Reviving Turtle and Elizabeth
In the wake of the introduction of Computer Science into schools – and spurred also by the start of our new Computer Science & Philosophy degree programme in October 2012 – I returned to the Turtle Graphics Programming and Elizabeth Chatbot systems which I'd created for introducing programming and artificial intelligence (respectively) when teaching in Computing and Philosophy at Leeds University. Both have been developed much further in the intervening years, and used in many dozens of outreach events.
Bebras and the Oxford Computing Challenge
Within a month of the 2013 Bebras competition, I heard that Chris Roffey was trying to link up with a university to build up further, as Bebras had done in most other countries. Thus Oxford University and Hertford College became jointly the UK Bebras "National Organisation". Chris and I together won sponsorship from ARM, Raspberry Pi, and Google (and vital support from the Hertford College Janeway Fund), which enabled us massively to expand the competition, while offering it entirely free to participants.

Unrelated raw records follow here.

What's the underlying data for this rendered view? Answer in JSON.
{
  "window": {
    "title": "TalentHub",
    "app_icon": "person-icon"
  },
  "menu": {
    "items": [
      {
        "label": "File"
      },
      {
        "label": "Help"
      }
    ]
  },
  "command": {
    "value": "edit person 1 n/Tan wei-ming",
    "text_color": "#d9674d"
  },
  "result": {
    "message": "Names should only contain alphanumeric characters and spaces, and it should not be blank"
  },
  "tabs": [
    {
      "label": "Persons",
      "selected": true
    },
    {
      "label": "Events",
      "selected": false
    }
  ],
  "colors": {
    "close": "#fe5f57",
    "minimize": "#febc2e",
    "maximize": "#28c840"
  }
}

In 2019, we entered into partnership with the Raspberry Pi Foundation, who are now providing continuing financial support, thus ending our yearly ordeal of seeking sponsorship. And thanks to Chris Roffey's magnificent efforts, the numbers taking part have grown hugely, reaching over a quarter of a million in 2019!

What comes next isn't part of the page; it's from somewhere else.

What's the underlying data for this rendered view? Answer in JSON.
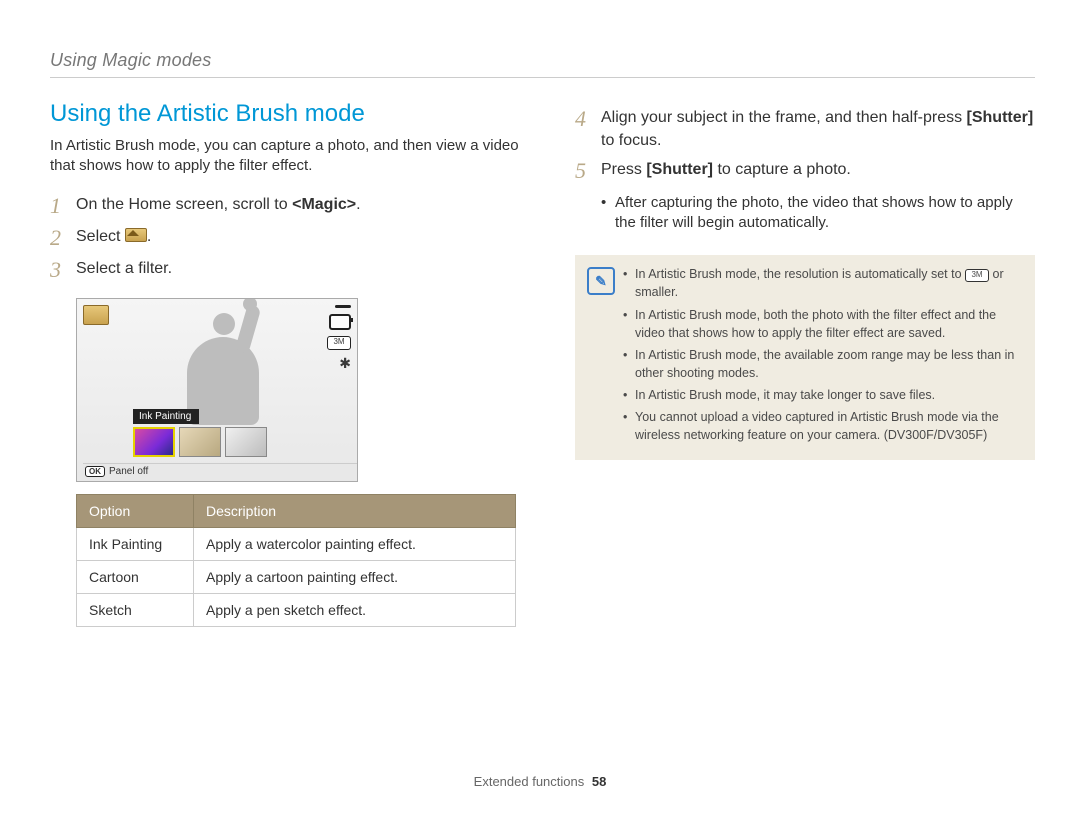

Since 2014, we have invited the top performing students to Oxford, spending the morning in the Department of Computer Science (where they have talks and undertake the final round of the competition) and the afternoon in Hertford College (where they have more talks, and an award ceremony in the Chapel). We do this over two weekends (four days), with around 60 (plus a guest) invited in each of the four age-groups (Years 6 to 13). In 2019 this meant that fewer than 1 in 1,000 applicants qualified for the final – a brilliant way of identifying promising students! A particular pleasure in the 2019 admissions round was to find that three of the top-performing UK Bebras participants from 2017 had applied to Hertford College to study Computer Science & Philosophy (I'm looking forward to teaching two of them)!

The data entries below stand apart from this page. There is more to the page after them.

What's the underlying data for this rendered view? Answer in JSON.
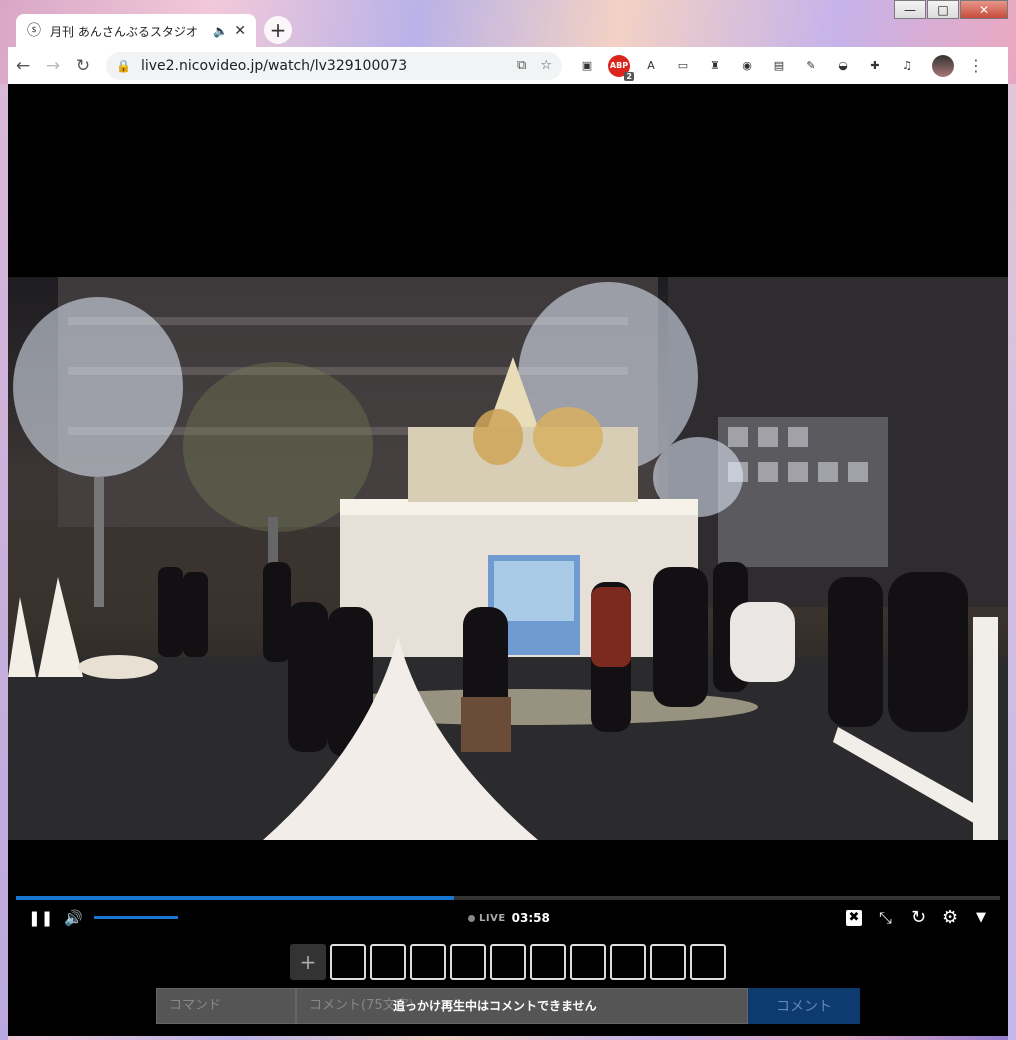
{
  "window": {
    "minimize_glyph": "—",
    "maximize_glyph": "□",
    "close_glyph": "✕"
  },
  "tab": {
    "title": "月刊 あんさんぶるスタジオ",
    "favicon": "niconico-icon",
    "audio_icon": "speaker-icon",
    "close_glyph": "✕"
  },
  "toolbar": {
    "back_glyph": "←",
    "forward_glyph": "→",
    "reload_glyph": "↻",
    "url": "live2.nicovideo.jp/watch/lv329100073",
    "menu_glyph": "⋮"
  },
  "extensions": [
    {
      "name": "ext-square-icon",
      "glyph": "▣"
    },
    {
      "name": "adblock-icon",
      "glyph": "ABP",
      "badge": "2"
    },
    {
      "name": "ext-a-icon",
      "glyph": "A"
    },
    {
      "name": "ext-ticket-icon",
      "glyph": "▭"
    },
    {
      "name": "ext-hat-icon",
      "glyph": "♜"
    },
    {
      "name": "ext-circle-icon",
      "glyph": "◉"
    },
    {
      "name": "ext-card-icon",
      "glyph": "▤"
    },
    {
      "name": "ext-feather-icon",
      "glyph": "✎"
    },
    {
      "name": "ext-disk-icon",
      "glyph": "◒"
    },
    {
      "name": "puzzle-icon",
      "glyph": "✚"
    },
    {
      "name": "media-list-icon",
      "glyph": "♫"
    }
  ],
  "player": {
    "progress_fraction": 0.445,
    "volume_fraction": 1.0,
    "live_label": "LIVE",
    "time": "03:58",
    "play_glyph": "❚❚",
    "volume_glyph": "🔊",
    "comment_toggle_glyph": "✖",
    "shrink_glyph": "⤡",
    "reload_glyph": "↻",
    "settings_glyph": "⚙",
    "more_glyph": "▼"
  },
  "gifts": {
    "add_glyph": "+",
    "slot_count": 10
  },
  "comment_form": {
    "command_placeholder": "コマンド",
    "comment_placeholder": "コメント(75文字)",
    "disabled_message": "追っかけ再生中はコメントできません",
    "submit_label": "コメント"
  }
}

We have recently built on Bebras with a follow-on competition, to which the top 10% of contestants are invited. This is the Oxford Computing Challenge, which again has a prizegiving ceremony at Hertford College. As we had hoped, the system we developed to support this is now being used internationally, with an Australian version of the Oxford Computing Challenge.
Other Outreach Events
Since around 2014, I've typically been involved in roughly 25 to 30 outreach events for Computer Science & Philosophy per year. The pandemic has massively disrupted the current year, but prior to that, I was expecting: four Bebras "finals" days; two 4-day UNIQ summer schools (using Turtle and Elizabeth); two Royal Institution Masterclasses (again using Turtle and Elizabeth); one Computer Science dayschool, and an "Oxford Computing Challenge" prizewinners' event. This is in addition to the long-running standard events such as Open Days (both general and specific), school visits, teachers' conferences, and departmental taster days such as "Further Maths: What Next?", "Lesser-Spotted Sciences", "Philosophy Plus", and "Women in Computer Science". I've also presented a couple of times at the Hay Festival, at the Wellington Festival of Education, and at the BETT Show. So far, these outreach efforts appear to be succeeding: we have seen year-on-year rises in applications for Computer Science & Philosophy. Long may this continue!